Old-fash­ioned, up­dated

Pasatiempo - - RESTAURANT REVIEW - Alex Heard

Bour­bon Grill is a nice place to find your­self on a cold win­ter night, a propo­si­tion I tested by go­ing there last Satur­day, when that big, windy snow­storm blew through Santa Fe. The in­te­rior is warm and invit­ing, with glow­ing lights re­flect­ing off dark wood fur­ni­ture. As you en­ter, you’ll see the main din­ing rooms off to your right, a big, curv­ing bar in front of you, and a more ca­sual setup of chairs and booths to the left, in a room that has sev­eral wall-mounted TVs. We took a booth sit­u­ated near a kiva fire­place that was burn­ing piñon. It was ex­actly what we needed to shake off the chill.

It’s ev­i­dent that Bour­bon Grill is procur­ing high-qual­ity beef and that the restau­rant knows what to do with it.

The restau­rant oc­cu­pies the build­ing that for years was home to Steak­smith, and its food comes from a sim­i­lar tra­di­tion. The main menu is dom­i­nated by steaks, seafood, sal­ads, and side dishes that go with steaks and seafood. There’s also a bar menu that fea­tures fin­ger foods like mango-bour­bon jalapeño chicken wings, shrimp and cod ce­viche, and teriyaki steak skew­ers. You can spend a lot here with­out try­ing very hard: The 16-ounce bone-in rib-eye costs $49.95, and chateaubriand for two costs $99.95. But there are more af­ford­able op­tions, es­pe­cially on the bar menu: An or­der of three shrimp ta­cos costs $11.95, and a steak sand­wich is $12.95.

We started with a couple of clas­sic East­ern seaboard ap­pe­tiz­ers: jumbo shrimp cock­tail and jumbo lump crab cakes. The shrimp were good — large, not rub­bery, and ac­com­pa­nied by a nice cock­tail sauce that car­ried a suf­fi­cient horse­rad­ish kick.

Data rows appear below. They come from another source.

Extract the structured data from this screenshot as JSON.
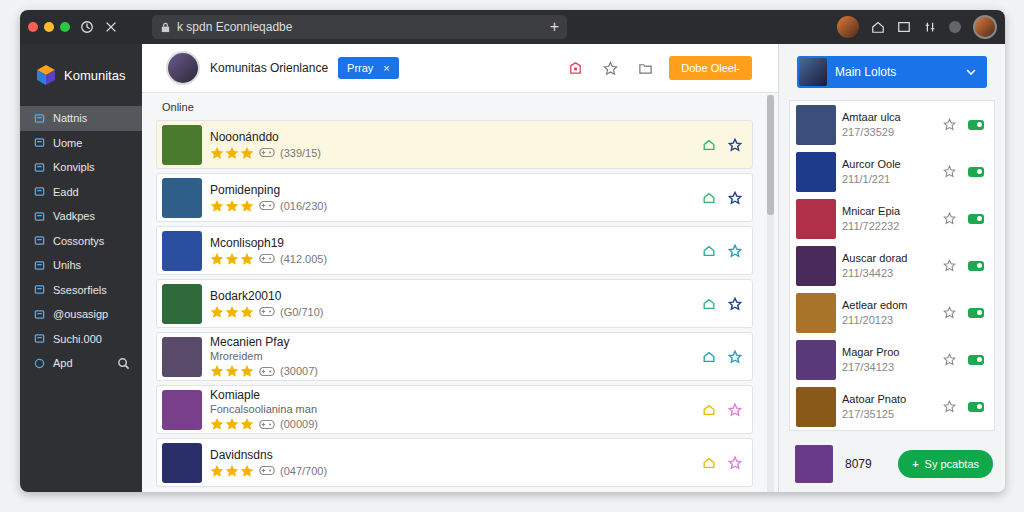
{
  "window": {
    "address": "k spdn Econnieqadbe",
    "new_tab": "+"
  },
  "sidebar": {
    "logo": "Komunitas",
    "items": [
      {
        "label": "Nattnis",
        "selected": true
      },
      {
        "label": "Uome",
        "selected": false
      },
      {
        "label": "Konvipls",
        "selected": false
      },
      {
        "label": "Eadd",
        "selected": false
      },
      {
        "label": "Vadkpes",
        "selected": false
      },
      {
        "label": "Cossontys",
        "selected": false
      },
      {
        "label": "Unihs",
        "selected": false
      },
      {
        "label": "Ssesorfiels",
        "selected": false
      },
      {
        "label": "@ousasigp",
        "selected": false
      },
      {
        "label": "Suchi.000",
        "selected": false
      },
      {
        "label": "Apd",
        "selected": false
      }
    ]
  },
  "header": {
    "title": "Komunitas Orienlance",
    "chip": {
      "label": "Prray",
      "close": "×"
    },
    "action": "Dobe Oleel-"
  },
  "section": "Online",
  "players": [
    {
      "name": "Nooonánddo",
      "subtitle": "",
      "count": "(339/15)",
      "stars": 3,
      "highlighted": true,
      "color": "#2bb673",
      "star_color": "#1f3f8a"
    },
    {
      "name": "Pomidenping",
      "subtitle": "",
      "count": "(016/230)",
      "stars": 3,
      "highlighted": false,
      "color": "#2bb673",
      "star_color": "#1f3f8a"
    },
    {
      "name": "Mconlisoph19",
      "subtitle": "",
      "count": "(412.005)",
      "stars": 3,
      "highlighted": false,
      "color": "#19b39a",
      "star_color": "#1aa3b8"
    },
    {
      "name": "Bodark20010",
      "subtitle": "",
      "count": "(G0/710)",
      "stars": 3,
      "highlighted": false,
      "color": "#2bb673",
      "star_color": "#1f3f8a"
    },
    {
      "name": "Mecanien Pfay",
      "subtitle": "Mroreidem",
      "count": "(30007)",
      "stars": 3,
      "highlighted": false,
      "color": "#1aa3b8",
      "star_color": "#1aa3b8"
    },
    {
      "name": "Komiaple",
      "subtitle": "Foncalsoolianina man",
      "count": "(00009)",
      "stars": 3,
      "highlighted": false,
      "color": "#e6b800",
      "star_color": "#e07ad8"
    },
    {
      "name": "Davidnsdns",
      "subtitle": "",
      "count": "(047/700)",
      "stars": 3,
      "highlighted": false,
      "color": "#e6b800",
      "star_color": "#e07ad8"
    }
  ],
  "panel": {
    "dropdown": "Main Lolots",
    "items": [
      {
        "name": "Amtaar ulca",
        "code": "217/33529",
        "on": true
      },
      {
        "name": "Aurcor Oole",
        "code": "211/1/221",
        "on": true
      },
      {
        "name": "Mnicar Epia",
        "code": "211/722232",
        "on": true
      },
      {
        "name": "Auscar dorad",
        "code": "211/34423",
        "on": true
      },
      {
        "name": "Aetlear edom",
        "code": "211/20123",
        "on": true
      },
      {
        "name": "Magar Proo",
        "code": "217/34123",
        "on": true
      },
      {
        "name": "Aatoar Pnato",
        "code": "217/35125",
        "on": true
      }
    ],
    "footer": {
      "count": "8079",
      "button_icon": "+",
      "button": "Sy pcabtas"
    }
  }
}
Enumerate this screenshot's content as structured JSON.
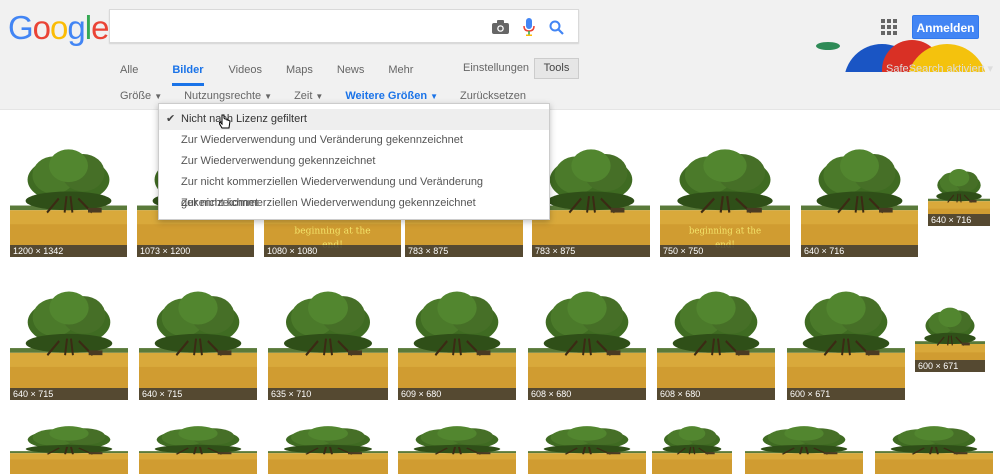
{
  "header": {
    "logo_letters": [
      "G",
      "o",
      "o",
      "g",
      "l",
      "e"
    ],
    "logo_colors": [
      "#4285f4",
      "#ea4335",
      "#fbbc05",
      "#4285f4",
      "#34a853",
      "#ea4335"
    ],
    "search": {
      "value": "",
      "placeholder": ""
    },
    "signin": "Anmelden",
    "safesearch": "SafeSearch aktiviert ▾"
  },
  "tabs": [
    {
      "label": "Alle"
    },
    {
      "label": "Bilder"
    },
    {
      "label": "Videos"
    },
    {
      "label": "Maps"
    },
    {
      "label": "News"
    },
    {
      "label": "Mehr"
    }
  ],
  "toolbar": {
    "settings": "Einstellungen",
    "tools": "Tools"
  },
  "filters": [
    {
      "label": "Größe",
      "caret": "▼"
    },
    {
      "label": "Nutzungsrechte",
      "caret": "▼"
    },
    {
      "label": "Zeit",
      "caret": "▼"
    },
    {
      "label": "Weitere Größen",
      "caret": "▼"
    },
    {
      "label": "Zurücksetzen",
      "caret": ""
    }
  ],
  "menu": {
    "items": [
      "Nicht nach Lizenz gefiltert",
      "Zur Wiederverwendung und Veränderung gekennzeichnet",
      "Zur Wiederverwendung gekennzeichnet",
      "Zur nicht kommerziellen Wiederverwendung und Veränderung gekennzeichnet",
      "Zur nicht kommerziellen Wiederverwendung gekennzeichnet"
    ]
  },
  "thumbs": {
    "row1": [
      "1200 × 1342",
      "1073 × 1200",
      "1080 × 1080",
      "783 × 875",
      "783 × 875",
      "750 × 750",
      "640 × 716",
      "640 × 716"
    ],
    "row2": [
      "640 × 715",
      "640 × 715",
      "635 × 710",
      "609 × 680",
      "608 × 680",
      "608 × 680",
      "600 × 671",
      "600 × 671"
    ],
    "overlay_text": "beginning at the end!"
  },
  "colors": {
    "accent": "#1a73e8",
    "signin": "#4285f4",
    "field": "#d9a93b",
    "tree": "#3f6b22"
  }
}
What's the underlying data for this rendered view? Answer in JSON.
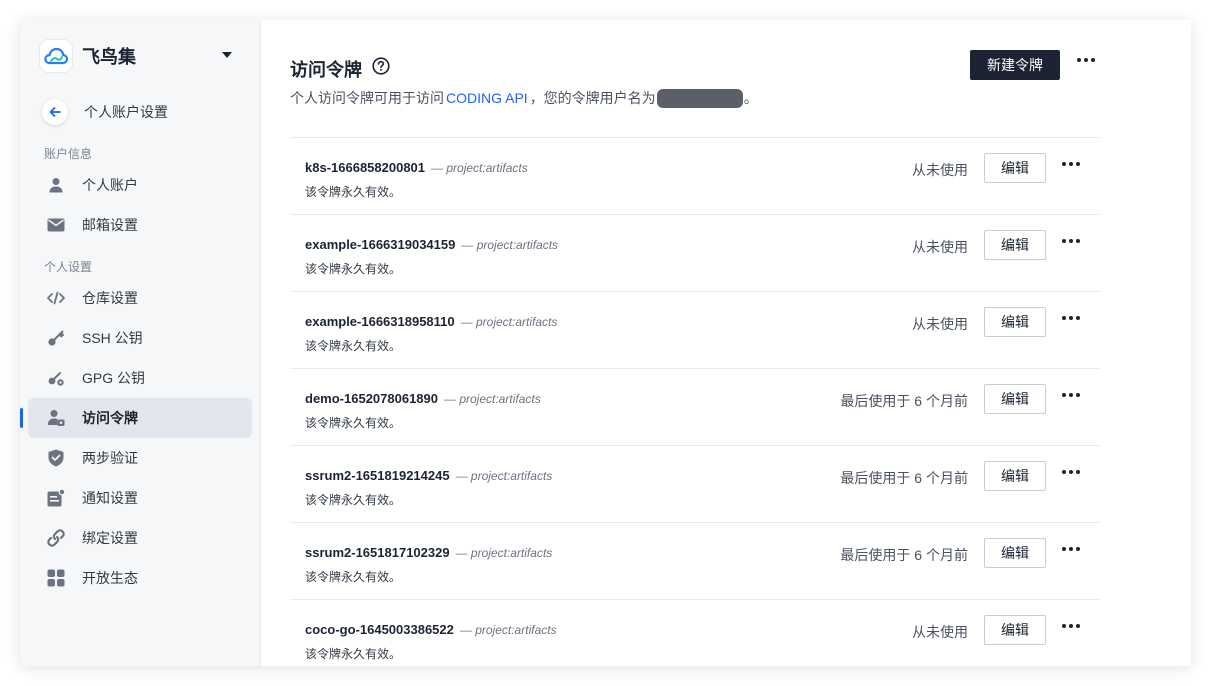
{
  "brand": {
    "name": "飞鸟集"
  },
  "back": {
    "label": "个人账户设置"
  },
  "sections": {
    "account": "账户信息",
    "personal": "个人设置"
  },
  "nav": {
    "account": [
      {
        "label": "个人账户",
        "icon": "user-icon"
      },
      {
        "label": "邮箱设置",
        "icon": "mail-icon"
      }
    ],
    "personal": [
      {
        "label": "仓库设置",
        "icon": "code-icon"
      },
      {
        "label": "SSH 公钥",
        "icon": "key-icon"
      },
      {
        "label": "GPG 公钥",
        "icon": "gpg-key-icon"
      },
      {
        "label": "访问令牌",
        "icon": "user-token-icon",
        "active": true
      },
      {
        "label": "两步验证",
        "icon": "shield-icon"
      },
      {
        "label": "通知设置",
        "icon": "notification-icon"
      },
      {
        "label": "绑定设置",
        "icon": "link-icon"
      },
      {
        "label": "开放生态",
        "icon": "apps-icon"
      }
    ]
  },
  "page": {
    "title": "访问令牌",
    "subtitle_prefix": "个人访问令牌可用于访问",
    "subtitle_link": "CODING API",
    "subtitle_middle": "，您的令牌用户名为",
    "subtitle_suffix": "。",
    "new_button": "新建令牌"
  },
  "tokens": [
    {
      "name": "k8s-1666858200801",
      "scope": "— project:artifacts",
      "expire": "该令牌永久有效。",
      "usage": "从未使用",
      "edit": "编辑"
    },
    {
      "name": "example-1666319034159",
      "scope": "— project:artifacts",
      "expire": "该令牌永久有效。",
      "usage": "从未使用",
      "edit": "编辑"
    },
    {
      "name": "example-1666318958110",
      "scope": "— project:artifacts",
      "expire": "该令牌永久有效。",
      "usage": "从未使用",
      "edit": "编辑"
    },
    {
      "name": "demo-1652078061890",
      "scope": "— project:artifacts",
      "expire": "该令牌永久有效。",
      "usage": "最后使用于 6 个月前",
      "edit": "编辑"
    },
    {
      "name": "ssrum2-1651819214245",
      "scope": "— project:artifacts",
      "expire": "该令牌永久有效。",
      "usage": "最后使用于 6 个月前",
      "edit": "编辑"
    },
    {
      "name": "ssrum2-1651817102329",
      "scope": "— project:artifacts",
      "expire": "该令牌永久有效。",
      "usage": "最后使用于 6 个月前",
      "edit": "编辑"
    },
    {
      "name": "coco-go-1645003386522",
      "scope": "— project:artifacts",
      "expire": "该令牌永久有效。",
      "usage": "从未使用",
      "edit": "编辑"
    }
  ],
  "colors": {
    "accent": "#1f64e8",
    "primary_button": "#1c2433"
  }
}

There were only five shrimp, though, which means we were pay­ing more than three dol­lars for each one. As is of­ten the case with restau­rant crab cakes served far in­land, the in­sides of the ones at Bour­bon Grill were a well-mixed blend of crab, cracker or bread crumbs, and herbs. Each of the two cakes had nicely browned ex­te­ri­ors and enough crab in­side for the dis­tinc­tive bite of the crab­meat to come through.

Next we tried three en­trees and a soup-salad combo. One was a vege­tar­ian que­sadilla that con­sisted of two flour tor­tillas sand­wich­ing a bland and damp blend of mush­rooms, onion, cheese, and zuc­chini. It was ac­com­pa­nied by plops of a spicy salsa that worked fine and a very oniony gua­camole that seemed a lit­tle stale. I had fish and chips — long strips of some kind of white fish (the menu doesn’t iden­tify it) with a good, crispy coat­ing. The only prob­lem was the ra­tio of fish (small) to chips (large). The fries here are typ­i­cal and or­di­nary.

One per­son in our group tried the small (8-ounce) filet mignon and liked it a lot — it was a good piece of meat, nicely seared, and cooked ex­actly as he’d or­dered it. An­other per­son tried a green-chile stew made with beef in­stead of pork — she liked the spice level, which was hot with­out be­ing over­whelm­ing — and a house salad whose blend of in­gre­di­ents turns up of­ten at Bour­bon Grill: am­ple mixed greens tossed with things like car­rot strips, cherry toma­toes, onions, cu­cum­ber, and sprouts. The menu prom­ises “hand­crafted dress­ings” on the sal­ads. One we sam­pled, the bour­bon blue cheese, didn’t have any blue cheese chunks or carry the taste of bour­bon and seemed like a typ­i­cal creamy blue cheese dress­ing.

On a sec­ond visit, my friend started with a bour­bon old fash­ioned, a blend of bour­bon, bit­ters, a lit­tle sweet­ener, or­ange peel, and crushed cher­ries. This was a good drink; not too sweet or loaded with fruit. We shared an­other seafood ap­pe­tizer, a plate of pretty good raw oys­ters. Af­ter that, we both went for the beef: I or­dered the small (14-ounce) prime rib, while my friend tried the 16-ounce bone-in rib-eye. No com­plaints about ei­ther of th­ese — it’s ev­i­dent that Bour­bon Grill is procur­ing high-qual­ity beef and that the restau­rant knows what to do with it. Both were served with so-so baked pota­toes and the fa­mil­iar green sal­ads.

Over­all, what you get at this restau­rant is a very old-school ex­pe­ri­ence that can definitely add up. If retro is what you seek, you’ll find it here. Peo­ple look­ing for a steak­house with a more mod­ern menu and cre­ative dishes will likely be dis­ap­pointed.